A central theme of the Australian Garden is the story of water and its passage through the Australian landscape. Figuratively, the design of the Australian Garden follows the journey of water from the dry inland deserts to the densely populated coast. The Show Garden reflects this story with a range of features including red sand lunettes, a water feature, and much more.
The Australian Garden at Cranbourne takes us on a journey via a Rockpool Waterway, eucalypt forests, and ultimately to display gardens where visitors can discover how to use water in their own home gardens.
Featuring 100,000 plants representing over 1,000 species (including rare and ancient varieties), the Australian Garden presents Australia’s unique flora in spectacular landscapes that explore their influence on Indigenous and European cultures.
As well as being a magnificent horticultural display, the Australian Garden educates visitors about the environment and its management and demonstrates sustainable practices for home gardeners.

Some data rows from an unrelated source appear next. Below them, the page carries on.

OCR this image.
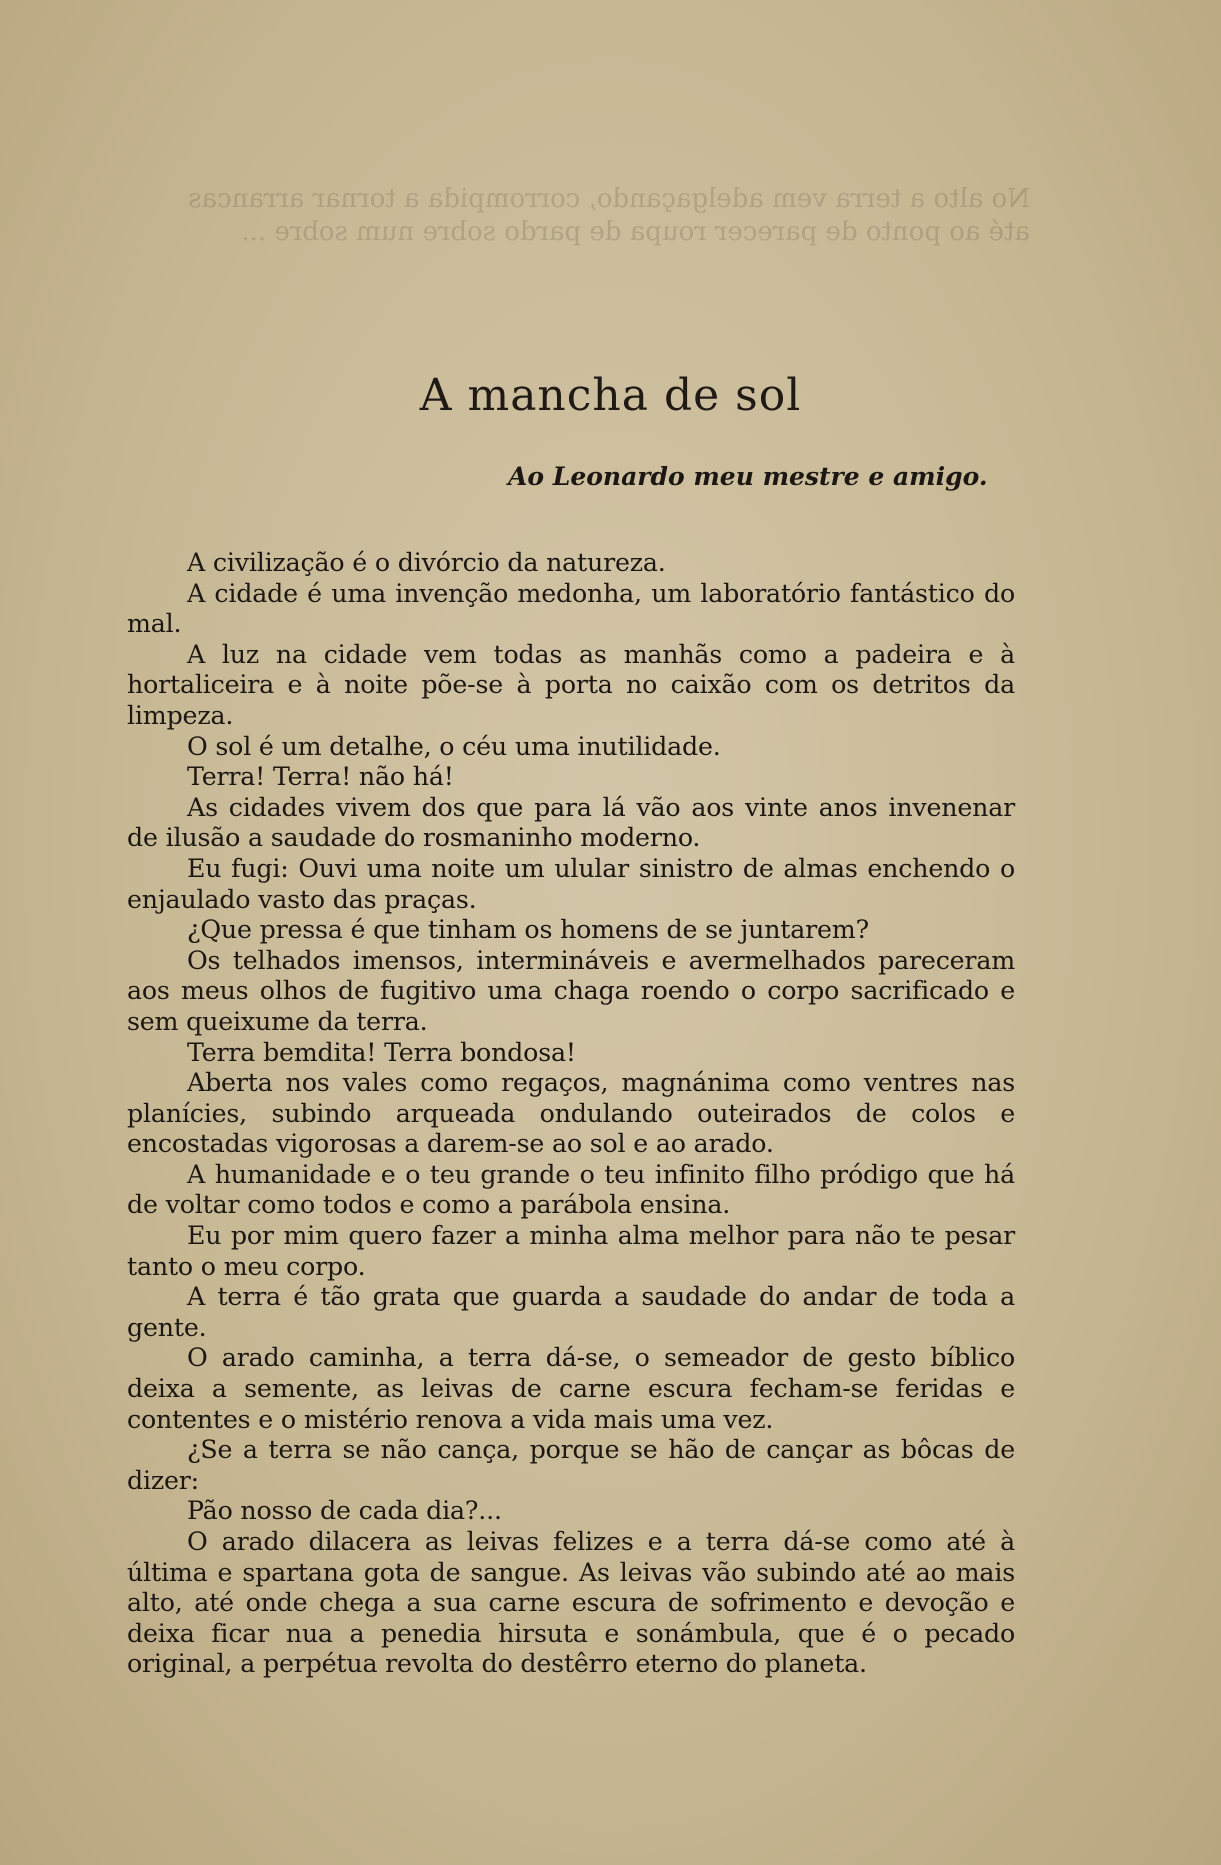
No alto a terra vem adelgaçando, corrompida a tornar arrancas
até ao ponto de parecer roupa de pardo sobre num sobre ...

A mancha de sol
Ao Leonardo meu mestre e amigo.

A civilização é o divórcio da natureza.

A cidade é uma invenção medonha, um laboratório fantástico do mal.

A luz na cidade vem todas as manhãs como a padeira e à hortaliceira e à noite põe-se à porta no caixão com os detritos da limpeza.

O sol é um detalhe, o céu uma inutilidade.

Terra! Terra! não há!

As cidades vivem dos que para lá vão aos vinte anos invenenar de ilusão a saudade do rosmaninho moderno.

Eu fugi: Ouvi uma noite um ulular sinistro de almas enchendo o enjaulado vasto das praças.

¿Que pressa é que tinham os homens de se juntarem?

Os telhados imensos, intermináveis e avermelhados pareceram aos meus olhos de fugitivo uma chaga roendo o corpo sacrificado e sem queixume da terra.

Terra bemdita! Terra bondosa!

Aberta nos vales como regaços, magnánima como ventres nas planícies, subindo arqueada ondulando outeirados de colos e encostadas vigorosas a darem-se ao sol e ao arado.

A humanidade e o teu grande o teu infinito filho pródigo que há de voltar como todos e como a parábola ensina.

Eu por mim quero fazer a minha alma melhor para não te pesar tanto o meu corpo.

A terra é tão grata que guarda a saudade do andar de toda a gente.

O arado caminha, a terra dá-se, o semeador de gesto bíblico deixa a semente, as leivas de carne escura fecham-se feridas e contentes e o mistério renova a vida mais uma vez.

¿Se a terra se não cança, porque se hão de cançar as bôcas de dizer:

Pão nosso de cada dia?...

O arado dilacera as leivas felizes e a terra dá-se como até à última e spartana gota de sangue. As leivas vão subindo até ao mais alto, até onde chega a sua carne escura de sofrimento e devoção e deixa ficar nua a penedia hirsuta e sonámbula, que é o pecado original, a perpétua revolta do destêrro eterno do planeta.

Major features of the garden include:
- the Red Sand Garden’s crescent-shaped sand dunes, reminiscent of the central arid lands of Australia,
- the swirling Rockpool Waterway, with its 100-metre stream ebbing and flowing like an inland river,
- major landscape sculptures – the massive 90-metre Escarpment Wall by Greg Clark (possibly Australia’s largest sculpture), and the Ephemeral Lake’s crusted ceramic plates created by Mark Stoner and Edwina Kearney
- five large Exhibition Gardens to inspire gardeners how they can use Australian plants at home.
The garden has already received 17 international, national and regional awards for landscape design, tourism and sustainability, including ‘Best new tourism development in Australia’ in the 2006 Qantas Australian Tourism Awards.
The second stage of the Australian Garden – approximately nine hectares – is scheduled for completion in late 2011, following the unveiling of the Show Garden at the Chelsea Flower Show in May 2011.
The Australian Garden – including both stages one and two – is a $45 million project which has received generous assistance from the Victorian Government, The Ian Potter and Colonial Foundations and many philanthropic, individual and community supporters.